Cartaginés es un cadáver futbolístico. Un fósil de la era carbonífera. Justamente por cuanto ha tenido jugadores míticos y técnicos de prosapia, resulta inaceptable su esterilidad de tres cuartos de siglo. Eso prueba que su problema es de orden primariamente psicológico, trans-generacional y trans-individual. Estamos en presencia de una tara conductual colectiva, que trasciende a los jugadores en tanto que sujetos. Yo les pongo un espejo: si no les gusta lo que ven, no tiene caso dispararle al cristal. Mejor harían en buscar ayuda profesional. Un ejército de psicólogos que los asesore a nivel individual, y luego en su dimensión grupal (¡atención: ambos estratos deben ser abordados!).
Me gustó el ritmo que les imprimió Jeaustin Campos: por momentos parecía que el equipo estaba vivo: espasmos de fútbol, convulsiones de ambición deportiva. Signos vitales apenas perceptibles en el electrocardiógrafo: un tenue bip, bip bip, y de pronto el inapelable biiiiiii… Campos no puede lograr eso que solo consiguió el Redentor en Betania de Judea, hace 2 000 años: resucitar a un muerto. Mientras el equipo no se someta a una terapia psicológica rigurosa, no habrá técnico capaz de hacerlo despertar de su comatosa postración. Esa aventura introspectiva equivaldrá al “Desátenlo para que pueda caminar” con que Lázaro sale de su tumba.
Cartaginés está vendado y amortajado. Si sus integrantes no practican un corte histológico profundísimo en la piel de sus almas, y salen del embalsamiento emocional en que están prendidos, nadie podrá devolverlos por los andurriales del triunfo.
Su afición es la más fervorosa del país.
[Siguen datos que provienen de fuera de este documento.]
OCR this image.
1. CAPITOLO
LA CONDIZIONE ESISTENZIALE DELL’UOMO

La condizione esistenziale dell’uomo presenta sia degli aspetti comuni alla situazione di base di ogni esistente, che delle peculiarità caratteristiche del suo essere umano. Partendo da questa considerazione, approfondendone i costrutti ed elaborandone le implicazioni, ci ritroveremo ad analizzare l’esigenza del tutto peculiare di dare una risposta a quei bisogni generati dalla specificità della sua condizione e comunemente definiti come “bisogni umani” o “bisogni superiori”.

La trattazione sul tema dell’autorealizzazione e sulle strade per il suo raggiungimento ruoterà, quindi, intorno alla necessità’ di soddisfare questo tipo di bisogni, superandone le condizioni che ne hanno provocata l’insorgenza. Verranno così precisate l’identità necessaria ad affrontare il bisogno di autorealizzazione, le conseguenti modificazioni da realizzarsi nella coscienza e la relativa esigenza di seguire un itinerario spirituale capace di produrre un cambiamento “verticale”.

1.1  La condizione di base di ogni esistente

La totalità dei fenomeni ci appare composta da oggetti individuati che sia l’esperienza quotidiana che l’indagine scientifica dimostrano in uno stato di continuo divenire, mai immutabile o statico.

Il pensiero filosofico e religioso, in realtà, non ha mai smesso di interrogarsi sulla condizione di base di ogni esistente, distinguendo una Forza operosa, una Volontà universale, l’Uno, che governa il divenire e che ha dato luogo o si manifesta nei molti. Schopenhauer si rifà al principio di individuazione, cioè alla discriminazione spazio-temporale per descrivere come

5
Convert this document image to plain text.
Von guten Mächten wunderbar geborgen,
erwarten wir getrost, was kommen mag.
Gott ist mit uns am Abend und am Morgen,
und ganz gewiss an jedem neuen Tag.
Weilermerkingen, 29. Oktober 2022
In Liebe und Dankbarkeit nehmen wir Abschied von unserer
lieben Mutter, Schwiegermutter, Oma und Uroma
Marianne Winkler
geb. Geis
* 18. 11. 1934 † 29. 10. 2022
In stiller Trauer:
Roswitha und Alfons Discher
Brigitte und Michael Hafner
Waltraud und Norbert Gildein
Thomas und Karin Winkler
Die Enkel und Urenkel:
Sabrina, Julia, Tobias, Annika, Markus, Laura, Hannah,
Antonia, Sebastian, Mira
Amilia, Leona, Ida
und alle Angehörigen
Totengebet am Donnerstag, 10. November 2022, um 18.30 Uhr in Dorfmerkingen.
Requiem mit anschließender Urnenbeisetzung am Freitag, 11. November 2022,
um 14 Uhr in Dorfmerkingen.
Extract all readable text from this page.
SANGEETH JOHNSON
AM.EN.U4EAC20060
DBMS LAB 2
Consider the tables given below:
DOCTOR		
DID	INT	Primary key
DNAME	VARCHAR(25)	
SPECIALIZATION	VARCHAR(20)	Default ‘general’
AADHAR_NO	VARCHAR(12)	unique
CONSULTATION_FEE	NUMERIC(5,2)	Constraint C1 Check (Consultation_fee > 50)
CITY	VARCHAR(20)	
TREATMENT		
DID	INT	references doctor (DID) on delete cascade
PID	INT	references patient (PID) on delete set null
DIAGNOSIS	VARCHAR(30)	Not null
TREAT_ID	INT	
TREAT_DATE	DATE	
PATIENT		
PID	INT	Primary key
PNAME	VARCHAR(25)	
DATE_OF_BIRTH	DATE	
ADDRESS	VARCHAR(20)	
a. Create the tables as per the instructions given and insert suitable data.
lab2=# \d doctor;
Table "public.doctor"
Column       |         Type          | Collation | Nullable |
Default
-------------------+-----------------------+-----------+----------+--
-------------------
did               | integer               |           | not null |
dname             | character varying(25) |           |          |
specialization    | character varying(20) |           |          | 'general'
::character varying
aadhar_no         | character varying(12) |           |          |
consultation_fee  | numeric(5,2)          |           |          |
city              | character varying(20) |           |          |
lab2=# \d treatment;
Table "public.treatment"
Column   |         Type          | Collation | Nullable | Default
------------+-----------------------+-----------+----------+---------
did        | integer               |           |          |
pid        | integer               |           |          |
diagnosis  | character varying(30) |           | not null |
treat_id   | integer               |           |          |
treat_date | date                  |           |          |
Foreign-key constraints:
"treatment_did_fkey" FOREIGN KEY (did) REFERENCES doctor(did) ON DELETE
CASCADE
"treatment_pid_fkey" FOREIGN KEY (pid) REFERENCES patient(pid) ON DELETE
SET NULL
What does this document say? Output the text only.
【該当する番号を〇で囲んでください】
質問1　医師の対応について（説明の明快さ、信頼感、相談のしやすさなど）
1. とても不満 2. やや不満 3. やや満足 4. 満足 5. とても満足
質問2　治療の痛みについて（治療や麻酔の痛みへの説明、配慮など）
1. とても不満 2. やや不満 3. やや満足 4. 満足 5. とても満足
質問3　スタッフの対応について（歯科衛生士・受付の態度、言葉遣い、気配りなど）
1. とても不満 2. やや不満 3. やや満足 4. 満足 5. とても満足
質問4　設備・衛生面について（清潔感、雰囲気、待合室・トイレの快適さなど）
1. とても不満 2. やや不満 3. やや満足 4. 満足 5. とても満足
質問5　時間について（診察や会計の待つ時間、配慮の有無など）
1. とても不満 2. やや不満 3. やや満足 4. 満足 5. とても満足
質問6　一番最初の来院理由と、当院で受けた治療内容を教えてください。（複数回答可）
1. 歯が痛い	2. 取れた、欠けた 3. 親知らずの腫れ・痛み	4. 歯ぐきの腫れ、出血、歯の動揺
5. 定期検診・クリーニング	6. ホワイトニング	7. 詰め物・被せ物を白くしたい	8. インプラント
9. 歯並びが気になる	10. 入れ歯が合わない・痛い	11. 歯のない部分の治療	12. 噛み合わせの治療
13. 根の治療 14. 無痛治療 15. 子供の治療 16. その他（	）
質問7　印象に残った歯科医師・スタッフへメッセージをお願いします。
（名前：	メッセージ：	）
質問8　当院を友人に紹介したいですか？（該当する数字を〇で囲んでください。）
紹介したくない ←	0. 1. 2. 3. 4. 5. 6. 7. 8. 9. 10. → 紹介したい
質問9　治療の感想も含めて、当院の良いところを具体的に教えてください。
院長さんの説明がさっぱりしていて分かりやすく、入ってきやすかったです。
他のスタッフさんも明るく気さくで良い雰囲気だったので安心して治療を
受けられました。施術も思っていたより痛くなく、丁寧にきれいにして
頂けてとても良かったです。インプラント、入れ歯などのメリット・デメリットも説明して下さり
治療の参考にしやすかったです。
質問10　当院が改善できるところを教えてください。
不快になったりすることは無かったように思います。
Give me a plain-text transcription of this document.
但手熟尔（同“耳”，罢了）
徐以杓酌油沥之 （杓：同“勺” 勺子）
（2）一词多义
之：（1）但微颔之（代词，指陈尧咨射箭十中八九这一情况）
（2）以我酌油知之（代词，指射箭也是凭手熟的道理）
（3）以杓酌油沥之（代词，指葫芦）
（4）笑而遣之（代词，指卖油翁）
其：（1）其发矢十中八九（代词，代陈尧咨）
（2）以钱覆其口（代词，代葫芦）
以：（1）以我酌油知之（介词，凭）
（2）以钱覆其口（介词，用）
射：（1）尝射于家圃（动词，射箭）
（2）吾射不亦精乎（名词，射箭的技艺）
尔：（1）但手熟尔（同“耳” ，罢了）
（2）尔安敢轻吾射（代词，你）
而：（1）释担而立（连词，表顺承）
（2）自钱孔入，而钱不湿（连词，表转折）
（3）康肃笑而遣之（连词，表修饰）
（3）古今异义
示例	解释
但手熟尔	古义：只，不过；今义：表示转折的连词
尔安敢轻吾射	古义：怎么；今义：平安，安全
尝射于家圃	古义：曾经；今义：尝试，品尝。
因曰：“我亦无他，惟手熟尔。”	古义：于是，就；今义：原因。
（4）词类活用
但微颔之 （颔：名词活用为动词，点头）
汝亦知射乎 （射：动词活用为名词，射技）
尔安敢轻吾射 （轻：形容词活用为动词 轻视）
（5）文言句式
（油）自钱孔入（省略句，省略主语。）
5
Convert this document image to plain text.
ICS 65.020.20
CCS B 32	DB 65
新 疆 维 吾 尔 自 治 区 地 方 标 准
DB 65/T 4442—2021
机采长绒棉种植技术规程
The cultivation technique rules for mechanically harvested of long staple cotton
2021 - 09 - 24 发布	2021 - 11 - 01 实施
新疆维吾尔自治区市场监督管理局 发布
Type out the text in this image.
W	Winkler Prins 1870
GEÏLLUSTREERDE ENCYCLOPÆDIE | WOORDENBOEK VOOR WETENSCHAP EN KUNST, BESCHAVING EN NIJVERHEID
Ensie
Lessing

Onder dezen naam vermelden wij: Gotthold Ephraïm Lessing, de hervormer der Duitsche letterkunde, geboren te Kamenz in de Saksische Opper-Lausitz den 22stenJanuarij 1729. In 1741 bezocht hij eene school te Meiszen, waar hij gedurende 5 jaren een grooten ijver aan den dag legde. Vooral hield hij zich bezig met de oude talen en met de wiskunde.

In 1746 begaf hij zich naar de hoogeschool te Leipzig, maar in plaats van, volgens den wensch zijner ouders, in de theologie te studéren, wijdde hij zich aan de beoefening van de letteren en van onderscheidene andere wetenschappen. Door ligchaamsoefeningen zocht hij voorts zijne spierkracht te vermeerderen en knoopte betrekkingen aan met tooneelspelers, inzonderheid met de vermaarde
La palabra “fervor” significa abundancia de fe, y hervor de la sangre. Fe bullendo en las venas y moviendo a un pueblo a renovar su lealtad por 11 hombres que caen una y otra vez, víctimas de sus propios demonios. Sí: Cartaginés es el Perdedor Emérito del fútbol nacional. Tener un mal partido o una mala temporada, pase. Pero tener un mal siglo, eso es inadmisible. Estos derrotados seculares son una crisálida: llevan un campeón por dentro, pero deben aprender a liberarlo. Mis palabras son un revulsivo. Ellos sabrán si me devuelven la bofetada, o si prefieren seguir lloriqueando hasta que los relojes de Dalí terminen de derretirse.